La İHH è la stessa Ong turca che aveva guidato la Freedom Flotilla diretta verso Gaza con lo scopo di forzare il blocco imposto da Israele nel maggio dello scorso anno. La nave ammiraglia, la Mavi Marmara, venne abbordata dall'esercito israeliano. L'epilogo, con otto morti tra gli attivisti turchi, oltre ad un americano di origine turca, fu la causa della rottura dei rapporti diplomatici della Turchia con Israele e il trionfo dell'immagine della Turchia come paladina dei diritti dei popoli musulmani repressi.

Così si è espresso il presidente dell'associazione umanitaria Bülent Yıldırım riguardo alla missione in partenza per la Libia: " Vogliamo che questi aiuti raggiungano la gente della Libia, colpita sia dal governo libico che dalle forze Nato, che intendono conquistare il mondo islamico".

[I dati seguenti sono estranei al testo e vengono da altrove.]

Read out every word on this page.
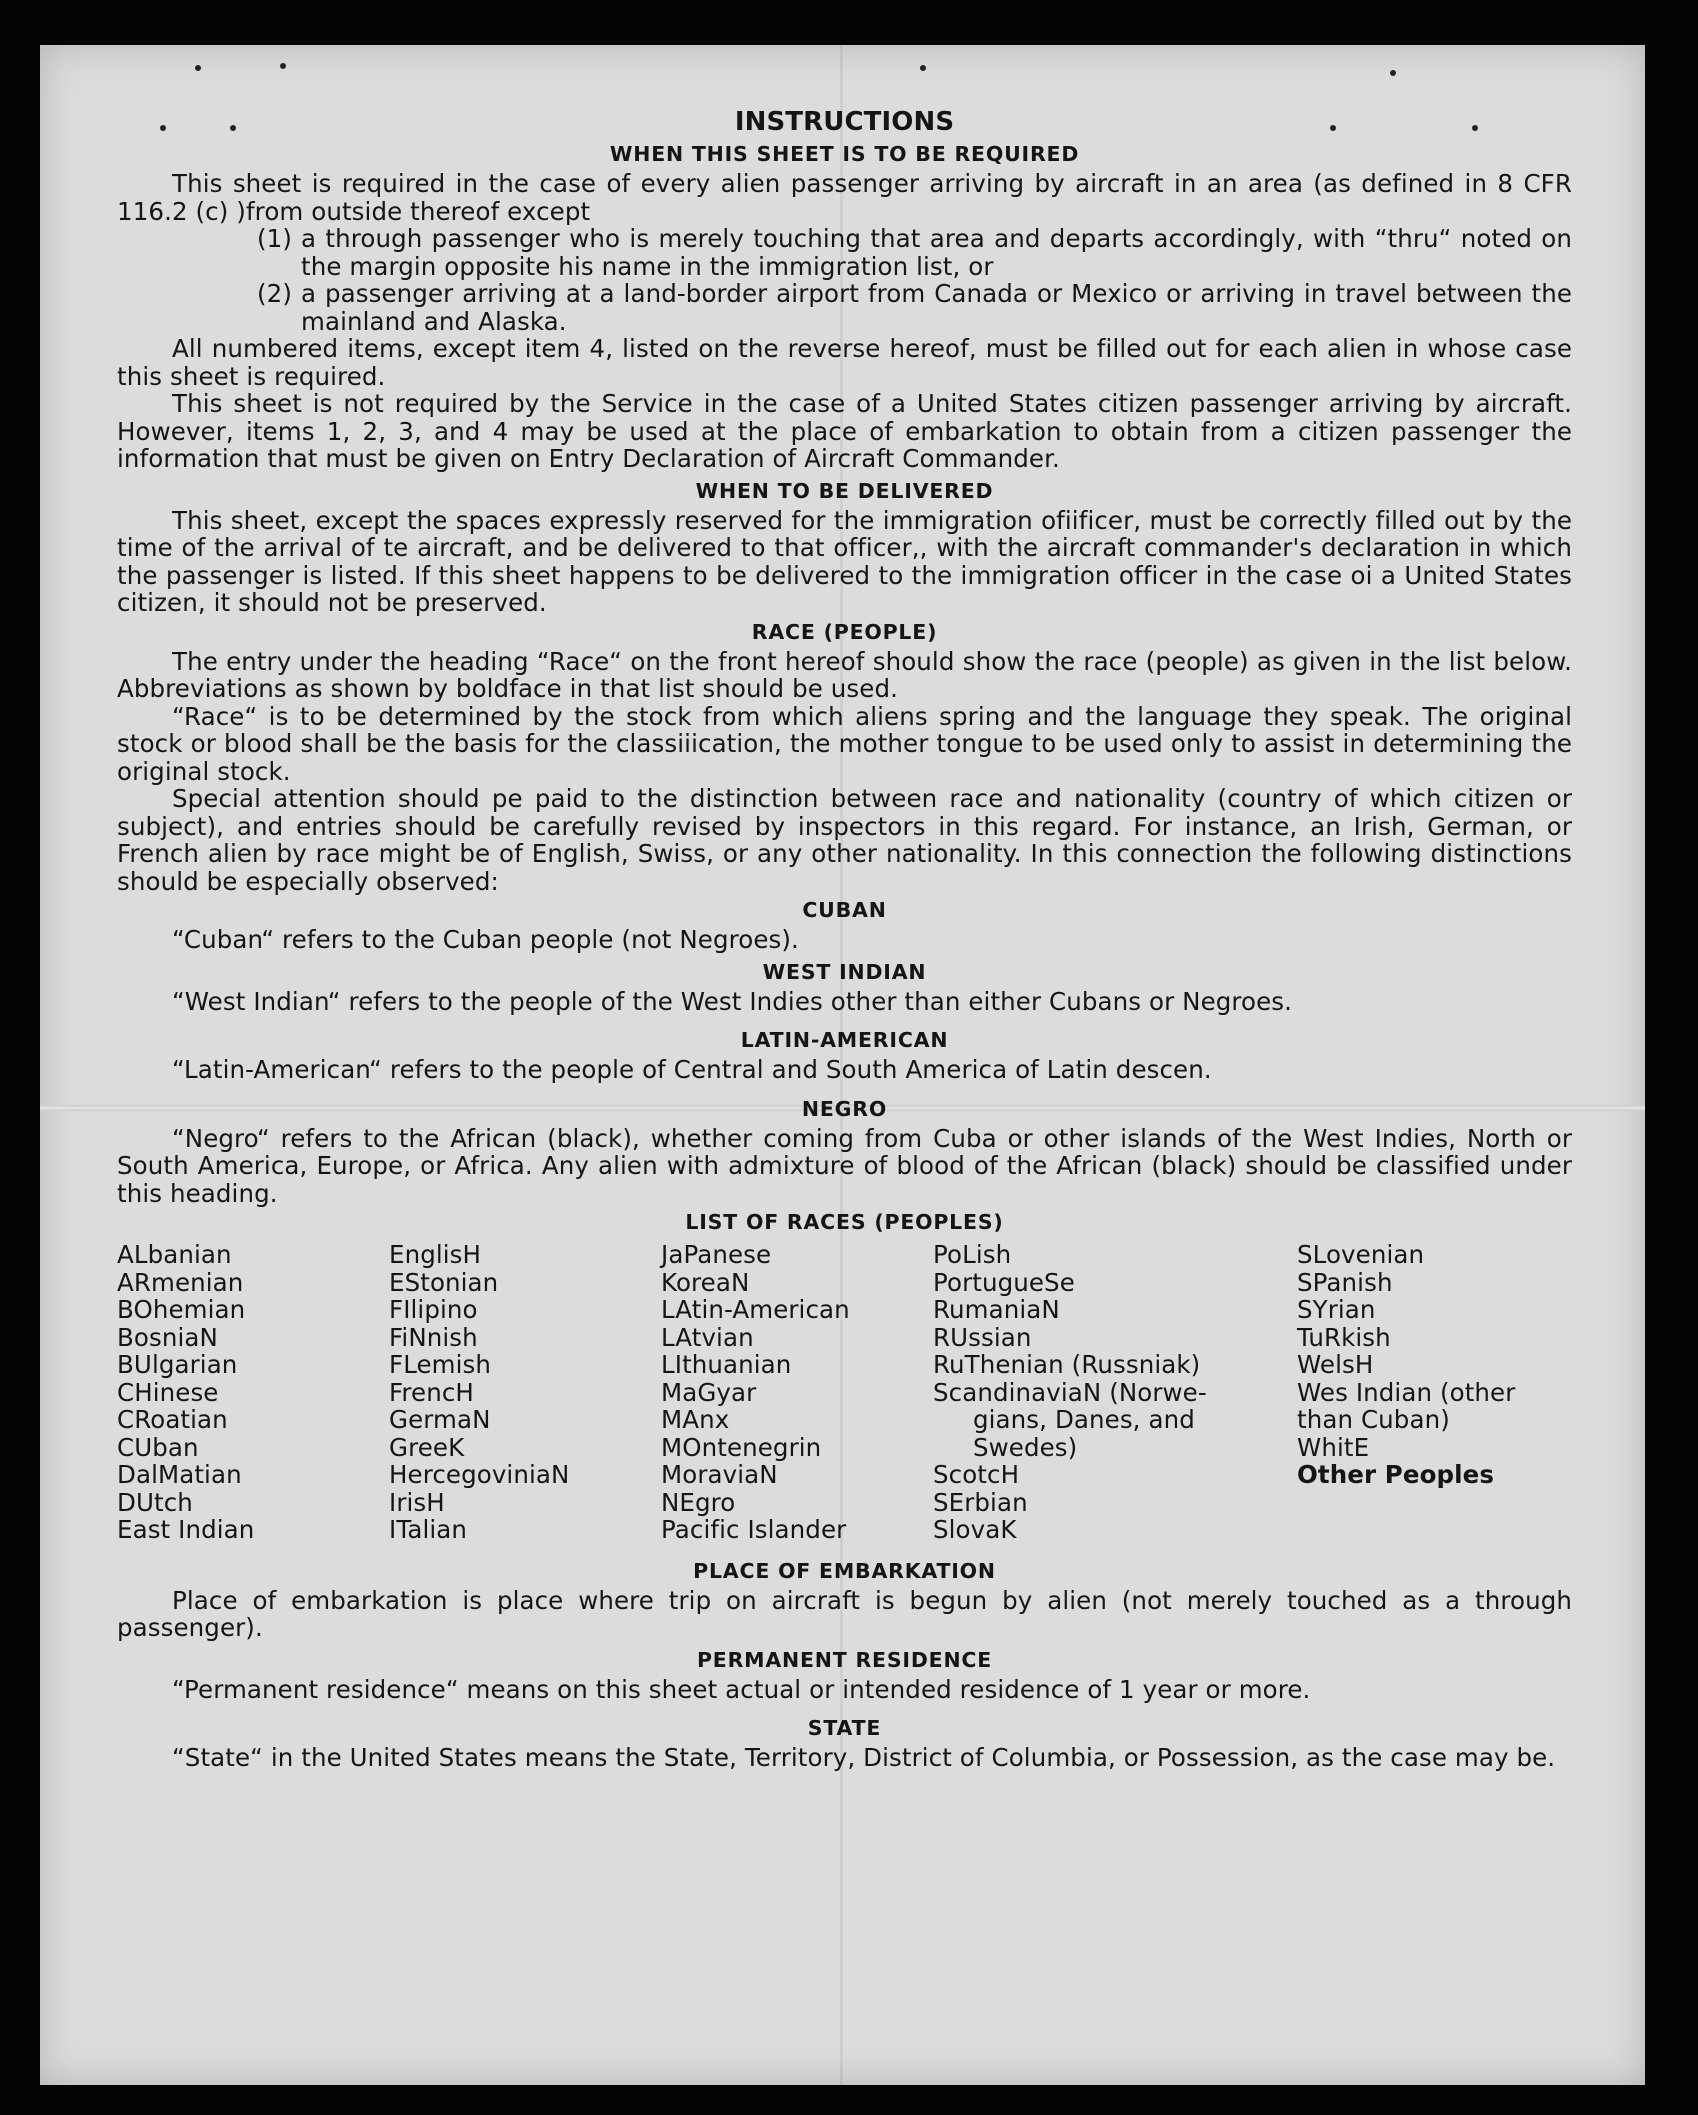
INSTRUCTIONS
WHEN THIS SHEET IS TO BE REQUIRED

This sheet is required in the case of every alien passenger arriving by aircraft in an area (as defined in 8 CFR 116.2 (c) )from outside thereof except

(1) a through passenger who is merely touching that area and departs accordingly, with “thru“ noted on the margin opposite his name in the immigration list, or
(2) a passenger arriving at a land-border airport from Canada or Mexico or arriving in travel between the mainland and Alaska.

All numbered items, except item 4, listed on the reverse hereof, must be filled out for each alien in whose case this sheet is required.

This sheet is not required by the Service in the case of a United States citizen passenger arriving by aircraft. However, items 1, 2, 3, and 4 may be used at the place of embarkation to obtain from a citizen passenger the information that must be given on Entry Declaration of Aircraft Commander.

WHEN TO BE DELIVERED

This sheet, except the spaces expressly reserved for the immigration ofiificer, must be correctly filled out by the time of the arrival of te aircraft, and be delivered to that officer,, with the aircraft commander's declaration in which the passenger is listed. If this sheet happens to be delivered to the immigration officer in the case oi a United States citizen, it should not be preserved.

RACE (PEOPLE)

The entry under the heading “Race“ on the front hereof should show the race (people) as given in the list below. Abbreviations as shown by boldface in that list should be used.

“Race“ is to be determined by the stock from which aliens spring and the language they speak. The original stock or blood shall be the basis for the classiiication, the mother tongue to be used only to assist in determining the original stock.

Special attention should pe paid to the distinction between race and nationality (country of which citizen or subject), and entries should be carefully revised by inspectors in this regard. For instance, an Irish, German, or French alien by race might be of English, Swiss, or any other nationality. In this connection the following distinctions should be especially observed:

CUBAN

“Cuban“ refers to the Cuban people (not Negroes).

WEST INDIAN

“West Indian“ refers to the people of the West Indies other than either Cubans or Negroes.

LATIN-AMERICAN

“Latin-American“ refers to the people of Central and South America of Latin descen.

NEGRO

“Negro“ refers to the African (black), whether coming from Cuba or other islands of the West Indies, North or South America, Europe, or Africa. Any alien with admixture of blood of the African (black) should be classified under this heading.

LIST OF RACES (PEOPLES)
ALbanian
ARmenian
BOhemian
BosniaN
BUlgarian
CHinese
CRoatian
CUban
DalMatian
DUtch
East Indian
EnglisH
EStonian
FIlipino
FiNnish
FLemish
FrencH
GermaN
GreeK
HercegoviniaN
IrisH
ITalian
JaPanese
KoreaN
LAtin-American
LAtvian
LIthuanian
MaGyar
MAnx
MOntenegrin
MoraviaN
NEgro
Pacific Islander
PoLish
PortugueSe
RumaniaN
RUssian
RuThenian (Russniak)
ScandinaviaN (Norwe-
gians, Danes, and
Swedes)
ScotcH
SErbian
SlovaK
SLovenian
SPanish
SYrian
TuRkish
WelsH
Wes Indian (other than Cuban)
WhitE
Other Peoples
PLACE OF EMBARKATION

Place of embarkation is place where trip on aircraft is begun by alien (not merely touched as a through passenger).

PERMANENT RESIDENCE

“Permanent residence“ means on this sheet actual or intended residence of 1 year or more.

STATE

“State“ in the United States means the State, Territory, District of Columbia, or Possession, as the case may be.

Intanto per quanto riguarda la faccenda della Mavi Marmara l'Onu ha convocato un tavolo di discussione con lo scopo di redigere una presentazione da consegnare al segretario generale Ban Ki Moon. Verranno ascoltati diplomatici di entrambe le nazioni coinvolte, Turchia e Israele, rispettivamente il 26 e il 27 aprile. Il tavolo sarà presieduto dall'ex premier neozelandese Geoffrey Palmer e dall'ex presidente colombiano Alvaro Uribe. E mentre una nuova Freedom Flotilla verso Gaza è programmata per il prossimo giugno, il governo israeliano sta già facendo pressioni per invitare i promotori a desistere da questo nuovo tentativo di forzare il blocco.